Dia 16, segunda-feira. Manhã com muita serração e cedo estávamos de pé para ajeitar a tropa.
O trajeto

A Lair fez um baita café.

Enquanto o Zé Ferreira toma um mate, o Marçal faz um revirado.


Baita foto do amigo Zé Ferreira.


As tralhas já estão preparadas e organizadas.



No Paraná tem o Cancioneiro da Rota (meu grande amigo Silvestre Alves) e aqui nos temos o Cancioneiro do Faz de Conta, rssss. Toca uma barbaridade, rssss.


Encilhando a "Meia Noite".


Zé Fonseca e Zoreia arreando a mulada.




Wernek montando seu cargueiro.




Zoreia e Edson.


"Meia Noite" e "Guri" prontos para jornada do dia.


Três velhos tropeiros de Jaquirana.


Tudo Pronto para a partida.


Então se vamos!


Subindo em direção ao centro de Jaquirana.




Já na cidade.


Igreja de Jaquirana e Praça Central.



Despedindo-se do antigo tropeiro serrano.



Saindo do calçamento.


Rumo ao Rio das Antas.


Ludimar Castilhos, grande amiga e incentivadora das tropeadas e sesteadas de Jaquirana.


Começando a descida de aproximadamente 300 metros.



Estes dois resolveram parar e apreciar a nossa passagem. Valeu cuscada.

Parada para ajustes e apertos.

O dia se firmou, com Sol bem forte.


Sr. Adão tirando a poeira da goela. A bebida alcoólica pode ser consumida durante a tropeada, mas com bastante controle. Em nenhuma hipótese é permitido tropear com sintomas de alcoolização que ofereça risco de acidente ou perturbe o bom andamento da mesma. Além disso, não faz parte da nossa proposta de resgate histórico-cultural. É lógico que o tropeiro bebia para espantar o frio ou em caso de dor estrema, mas jamais ao ponto de colocar em risco a tropa. Neste ponto nossos companheiros foram bem escolhidos e são bastante conscientes da responsabilidade de levar até o fim esta importante tropeada. Seu Adão, me dá um gole que secou a garganta de tanto falar, rsss.

E vamos descendo.

Infelizmente ainda existem pessoas sem educação, que deixam lixo ao longo das estradas rurais. Que coisa feia!
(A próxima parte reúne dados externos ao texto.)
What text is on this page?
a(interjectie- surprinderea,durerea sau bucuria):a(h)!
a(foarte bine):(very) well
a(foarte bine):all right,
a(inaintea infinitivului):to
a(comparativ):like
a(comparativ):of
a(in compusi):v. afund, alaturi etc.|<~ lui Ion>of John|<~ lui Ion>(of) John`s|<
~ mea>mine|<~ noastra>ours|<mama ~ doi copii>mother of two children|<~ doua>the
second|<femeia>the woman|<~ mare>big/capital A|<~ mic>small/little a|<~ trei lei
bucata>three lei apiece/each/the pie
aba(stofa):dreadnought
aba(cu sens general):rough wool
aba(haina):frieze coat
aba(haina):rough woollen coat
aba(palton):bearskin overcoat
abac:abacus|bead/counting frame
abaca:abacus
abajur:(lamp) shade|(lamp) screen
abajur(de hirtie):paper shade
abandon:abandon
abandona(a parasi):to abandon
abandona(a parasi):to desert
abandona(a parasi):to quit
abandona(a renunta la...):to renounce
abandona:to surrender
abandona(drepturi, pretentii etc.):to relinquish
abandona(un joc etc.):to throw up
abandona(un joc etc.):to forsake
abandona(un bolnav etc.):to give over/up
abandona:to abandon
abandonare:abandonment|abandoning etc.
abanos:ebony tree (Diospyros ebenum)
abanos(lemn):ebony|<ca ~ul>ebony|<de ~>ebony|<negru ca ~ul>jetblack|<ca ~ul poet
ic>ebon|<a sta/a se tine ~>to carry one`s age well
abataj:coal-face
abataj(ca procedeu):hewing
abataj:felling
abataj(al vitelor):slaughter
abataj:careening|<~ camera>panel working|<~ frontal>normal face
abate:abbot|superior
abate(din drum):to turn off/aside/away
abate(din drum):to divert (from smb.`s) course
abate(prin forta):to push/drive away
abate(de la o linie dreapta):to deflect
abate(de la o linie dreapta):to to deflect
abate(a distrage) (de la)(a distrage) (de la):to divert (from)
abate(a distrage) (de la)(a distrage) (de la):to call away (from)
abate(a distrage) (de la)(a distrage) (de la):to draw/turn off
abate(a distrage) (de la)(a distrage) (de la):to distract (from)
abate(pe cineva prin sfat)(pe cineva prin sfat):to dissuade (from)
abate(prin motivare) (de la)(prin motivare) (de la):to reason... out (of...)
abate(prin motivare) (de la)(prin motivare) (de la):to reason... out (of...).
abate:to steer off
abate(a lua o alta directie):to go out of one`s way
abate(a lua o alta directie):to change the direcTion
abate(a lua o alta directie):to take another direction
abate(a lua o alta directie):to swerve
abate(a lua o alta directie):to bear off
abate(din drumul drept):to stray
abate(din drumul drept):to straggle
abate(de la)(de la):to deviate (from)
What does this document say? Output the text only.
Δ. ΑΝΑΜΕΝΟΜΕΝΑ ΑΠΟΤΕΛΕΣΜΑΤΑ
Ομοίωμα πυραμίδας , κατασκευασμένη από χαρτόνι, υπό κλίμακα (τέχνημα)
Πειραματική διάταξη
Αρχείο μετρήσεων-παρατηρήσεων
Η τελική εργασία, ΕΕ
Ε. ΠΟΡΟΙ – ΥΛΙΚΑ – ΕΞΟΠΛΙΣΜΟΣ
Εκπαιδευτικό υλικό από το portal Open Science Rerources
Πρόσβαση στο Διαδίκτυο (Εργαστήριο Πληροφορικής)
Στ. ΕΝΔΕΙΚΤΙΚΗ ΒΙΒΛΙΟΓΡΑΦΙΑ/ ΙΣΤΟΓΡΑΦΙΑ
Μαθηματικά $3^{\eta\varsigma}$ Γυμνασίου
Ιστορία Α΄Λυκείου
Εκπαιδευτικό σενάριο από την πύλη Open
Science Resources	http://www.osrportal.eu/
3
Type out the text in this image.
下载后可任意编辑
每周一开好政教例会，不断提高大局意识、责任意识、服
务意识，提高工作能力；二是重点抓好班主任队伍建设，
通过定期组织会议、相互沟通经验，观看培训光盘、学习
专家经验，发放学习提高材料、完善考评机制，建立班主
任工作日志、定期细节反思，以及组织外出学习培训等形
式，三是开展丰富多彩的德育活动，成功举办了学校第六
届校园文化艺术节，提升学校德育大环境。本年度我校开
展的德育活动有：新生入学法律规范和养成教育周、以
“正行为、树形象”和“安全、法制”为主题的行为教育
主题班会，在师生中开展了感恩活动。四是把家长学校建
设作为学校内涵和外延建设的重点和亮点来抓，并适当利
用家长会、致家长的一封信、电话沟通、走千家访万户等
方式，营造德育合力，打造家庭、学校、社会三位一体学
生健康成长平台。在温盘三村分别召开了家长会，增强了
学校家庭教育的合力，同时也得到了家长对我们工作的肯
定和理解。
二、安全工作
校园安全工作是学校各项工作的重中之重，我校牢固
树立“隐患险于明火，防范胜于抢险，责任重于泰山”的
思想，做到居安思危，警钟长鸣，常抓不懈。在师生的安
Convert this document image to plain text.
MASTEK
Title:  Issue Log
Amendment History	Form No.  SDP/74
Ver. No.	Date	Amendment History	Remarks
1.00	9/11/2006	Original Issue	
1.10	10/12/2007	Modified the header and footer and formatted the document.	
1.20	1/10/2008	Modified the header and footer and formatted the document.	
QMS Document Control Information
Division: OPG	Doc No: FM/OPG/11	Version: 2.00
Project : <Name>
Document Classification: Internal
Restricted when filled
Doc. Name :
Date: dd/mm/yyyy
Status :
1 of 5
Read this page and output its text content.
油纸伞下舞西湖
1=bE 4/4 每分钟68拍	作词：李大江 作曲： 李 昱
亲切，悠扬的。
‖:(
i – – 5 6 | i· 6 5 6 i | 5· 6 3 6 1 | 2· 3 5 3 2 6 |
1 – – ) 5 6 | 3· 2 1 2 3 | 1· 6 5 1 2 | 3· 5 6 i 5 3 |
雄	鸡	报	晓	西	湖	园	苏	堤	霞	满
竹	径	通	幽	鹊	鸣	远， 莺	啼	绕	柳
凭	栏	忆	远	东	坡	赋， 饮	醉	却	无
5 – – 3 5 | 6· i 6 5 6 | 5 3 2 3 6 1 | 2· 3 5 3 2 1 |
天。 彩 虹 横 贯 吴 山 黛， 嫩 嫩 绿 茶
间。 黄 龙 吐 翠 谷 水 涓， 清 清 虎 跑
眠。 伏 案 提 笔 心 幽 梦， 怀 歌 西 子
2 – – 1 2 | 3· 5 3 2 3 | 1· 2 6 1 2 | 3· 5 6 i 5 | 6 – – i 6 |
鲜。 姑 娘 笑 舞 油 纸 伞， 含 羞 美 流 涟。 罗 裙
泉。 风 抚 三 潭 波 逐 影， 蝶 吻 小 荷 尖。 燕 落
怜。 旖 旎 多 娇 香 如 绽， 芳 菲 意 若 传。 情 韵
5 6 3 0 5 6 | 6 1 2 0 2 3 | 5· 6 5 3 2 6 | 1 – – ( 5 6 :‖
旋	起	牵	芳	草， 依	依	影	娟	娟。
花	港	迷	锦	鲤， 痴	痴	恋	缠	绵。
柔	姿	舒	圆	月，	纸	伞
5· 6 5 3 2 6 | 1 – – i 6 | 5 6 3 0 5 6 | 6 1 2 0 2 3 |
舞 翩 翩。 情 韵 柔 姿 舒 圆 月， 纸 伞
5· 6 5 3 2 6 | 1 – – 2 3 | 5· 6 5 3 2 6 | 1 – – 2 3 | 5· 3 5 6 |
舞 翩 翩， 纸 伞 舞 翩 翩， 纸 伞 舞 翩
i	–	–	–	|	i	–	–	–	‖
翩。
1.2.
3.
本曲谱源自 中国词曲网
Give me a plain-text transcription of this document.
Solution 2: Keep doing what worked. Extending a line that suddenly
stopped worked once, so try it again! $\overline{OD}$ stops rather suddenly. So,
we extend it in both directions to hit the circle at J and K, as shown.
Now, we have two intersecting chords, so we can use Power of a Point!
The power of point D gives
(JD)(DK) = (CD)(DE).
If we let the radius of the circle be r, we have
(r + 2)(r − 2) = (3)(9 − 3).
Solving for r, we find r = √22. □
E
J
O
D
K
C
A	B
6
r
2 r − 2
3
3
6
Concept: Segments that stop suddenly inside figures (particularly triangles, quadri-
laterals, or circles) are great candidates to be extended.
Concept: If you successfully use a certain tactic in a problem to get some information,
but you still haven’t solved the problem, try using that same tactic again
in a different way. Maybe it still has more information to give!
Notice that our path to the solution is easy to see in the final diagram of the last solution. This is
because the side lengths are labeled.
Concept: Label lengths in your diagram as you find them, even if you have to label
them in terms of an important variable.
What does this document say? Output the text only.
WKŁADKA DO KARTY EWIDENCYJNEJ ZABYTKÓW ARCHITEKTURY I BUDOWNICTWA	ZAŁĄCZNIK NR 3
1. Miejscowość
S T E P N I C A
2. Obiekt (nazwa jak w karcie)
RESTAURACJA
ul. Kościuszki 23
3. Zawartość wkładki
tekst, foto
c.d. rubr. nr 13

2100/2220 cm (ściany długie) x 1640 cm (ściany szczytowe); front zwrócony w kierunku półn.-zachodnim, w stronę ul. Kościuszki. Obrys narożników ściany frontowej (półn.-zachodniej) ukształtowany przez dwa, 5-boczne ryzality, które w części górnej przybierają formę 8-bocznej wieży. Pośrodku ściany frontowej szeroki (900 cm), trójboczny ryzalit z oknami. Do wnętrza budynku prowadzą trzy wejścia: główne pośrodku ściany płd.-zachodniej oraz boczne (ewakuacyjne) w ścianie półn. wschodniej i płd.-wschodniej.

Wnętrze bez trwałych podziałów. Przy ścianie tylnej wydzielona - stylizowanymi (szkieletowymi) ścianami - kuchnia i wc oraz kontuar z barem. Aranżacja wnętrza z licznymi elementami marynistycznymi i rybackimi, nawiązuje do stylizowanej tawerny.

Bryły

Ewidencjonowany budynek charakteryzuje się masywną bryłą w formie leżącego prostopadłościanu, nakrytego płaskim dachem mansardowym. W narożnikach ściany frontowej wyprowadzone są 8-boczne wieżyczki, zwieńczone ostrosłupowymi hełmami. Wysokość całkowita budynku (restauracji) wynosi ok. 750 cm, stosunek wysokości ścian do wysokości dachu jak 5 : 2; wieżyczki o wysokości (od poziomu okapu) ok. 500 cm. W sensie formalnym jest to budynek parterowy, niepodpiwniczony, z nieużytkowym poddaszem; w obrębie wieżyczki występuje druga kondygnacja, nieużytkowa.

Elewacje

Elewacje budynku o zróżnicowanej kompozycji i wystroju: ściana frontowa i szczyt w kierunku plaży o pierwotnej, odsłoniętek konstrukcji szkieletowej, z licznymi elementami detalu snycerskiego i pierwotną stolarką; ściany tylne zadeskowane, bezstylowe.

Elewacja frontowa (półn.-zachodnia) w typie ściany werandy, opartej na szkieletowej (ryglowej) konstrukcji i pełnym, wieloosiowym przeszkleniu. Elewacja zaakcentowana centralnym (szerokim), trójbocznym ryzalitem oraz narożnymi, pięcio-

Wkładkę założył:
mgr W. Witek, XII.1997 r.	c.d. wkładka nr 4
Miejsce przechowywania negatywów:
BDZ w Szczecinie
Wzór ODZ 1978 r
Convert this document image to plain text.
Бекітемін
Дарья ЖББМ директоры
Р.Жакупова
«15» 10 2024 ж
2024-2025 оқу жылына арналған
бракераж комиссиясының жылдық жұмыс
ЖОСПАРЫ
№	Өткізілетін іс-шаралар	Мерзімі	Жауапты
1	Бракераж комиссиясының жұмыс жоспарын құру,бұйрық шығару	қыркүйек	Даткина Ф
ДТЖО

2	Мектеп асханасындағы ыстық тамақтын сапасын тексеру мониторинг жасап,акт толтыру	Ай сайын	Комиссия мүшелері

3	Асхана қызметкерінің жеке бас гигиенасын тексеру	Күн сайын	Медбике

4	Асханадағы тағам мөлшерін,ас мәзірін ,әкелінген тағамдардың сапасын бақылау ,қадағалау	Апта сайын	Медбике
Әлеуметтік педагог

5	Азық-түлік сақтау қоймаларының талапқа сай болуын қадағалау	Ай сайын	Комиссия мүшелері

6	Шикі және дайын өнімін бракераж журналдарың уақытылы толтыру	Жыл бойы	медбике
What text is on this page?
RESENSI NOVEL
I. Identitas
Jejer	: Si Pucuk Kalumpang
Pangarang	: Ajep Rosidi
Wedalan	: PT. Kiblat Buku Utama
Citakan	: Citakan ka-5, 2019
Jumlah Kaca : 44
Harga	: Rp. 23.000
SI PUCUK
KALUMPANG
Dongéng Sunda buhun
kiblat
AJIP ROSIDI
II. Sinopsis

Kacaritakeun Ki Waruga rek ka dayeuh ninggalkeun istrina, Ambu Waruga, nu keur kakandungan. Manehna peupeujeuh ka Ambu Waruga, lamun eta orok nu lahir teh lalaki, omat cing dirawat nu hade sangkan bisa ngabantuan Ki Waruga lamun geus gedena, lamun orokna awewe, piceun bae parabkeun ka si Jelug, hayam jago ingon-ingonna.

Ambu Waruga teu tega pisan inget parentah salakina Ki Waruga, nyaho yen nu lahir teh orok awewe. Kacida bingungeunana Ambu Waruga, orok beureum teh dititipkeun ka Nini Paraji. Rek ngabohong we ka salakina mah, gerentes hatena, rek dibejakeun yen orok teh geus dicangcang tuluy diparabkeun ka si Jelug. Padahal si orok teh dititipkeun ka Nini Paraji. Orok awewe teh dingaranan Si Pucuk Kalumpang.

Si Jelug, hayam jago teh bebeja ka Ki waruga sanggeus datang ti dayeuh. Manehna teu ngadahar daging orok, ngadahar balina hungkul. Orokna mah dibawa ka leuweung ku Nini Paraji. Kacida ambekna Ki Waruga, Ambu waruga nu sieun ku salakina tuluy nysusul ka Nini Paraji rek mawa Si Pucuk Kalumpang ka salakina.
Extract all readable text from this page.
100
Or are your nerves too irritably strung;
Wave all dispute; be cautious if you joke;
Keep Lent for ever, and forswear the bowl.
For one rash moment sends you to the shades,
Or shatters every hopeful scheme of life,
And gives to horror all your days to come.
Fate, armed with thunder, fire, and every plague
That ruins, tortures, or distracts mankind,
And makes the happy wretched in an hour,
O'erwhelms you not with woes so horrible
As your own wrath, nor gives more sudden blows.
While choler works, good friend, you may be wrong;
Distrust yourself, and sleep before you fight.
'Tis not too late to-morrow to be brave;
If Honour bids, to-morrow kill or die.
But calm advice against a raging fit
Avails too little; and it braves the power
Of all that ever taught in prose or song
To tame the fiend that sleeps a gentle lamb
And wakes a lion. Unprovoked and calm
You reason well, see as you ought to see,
Olha o Rio das Antas lá em baixo! A vista é lindíssima.

Última curva

Rio a vista! O lugar é fantástico, natureza exuberante e vigorosa, mas veja o comentário das mulas mais adiante, rsss.


Uma refrescada nas patas.



Prosa de mulas: "vocês beberam da água do Rio das Antas. Chê que gosto ruim, eca! Será que até aqui está poluído?"

"Bem que eu notei um cheiro estranho, vai dar dor de barriga".


Enquanto isso nossos tropeiros mateavam e fofocavam, rsss.



O Zé Fonseca estava mostrando pro Zoreia, o tamanho das antas que viviam por aqui.


Eta boia gostosa, carne com batata, arroz e salada verde.


Mas bah!


Luciana e a "Estrela".

Que Trio!

Sr. Adão, grande amigo e parceiro da lida.

Depois da sesteada, hora de levantar acampamento.

Travessia da Ponte do Caraúno.



Agora é a vez de subir, subir, subir.....

Belas paisagens. No centro a direita aparece o Rio das Antas e no centro da foto, o caminho por onde descemos.

Mais paisagens.


Esta não perde nada para os postais europeus.


Continuamos subindo.


Que perfeição este vespeiro.

Chegamos a uma parte mais plana.




Mas de vez em quando, uma subidinha para não perder o ritmo.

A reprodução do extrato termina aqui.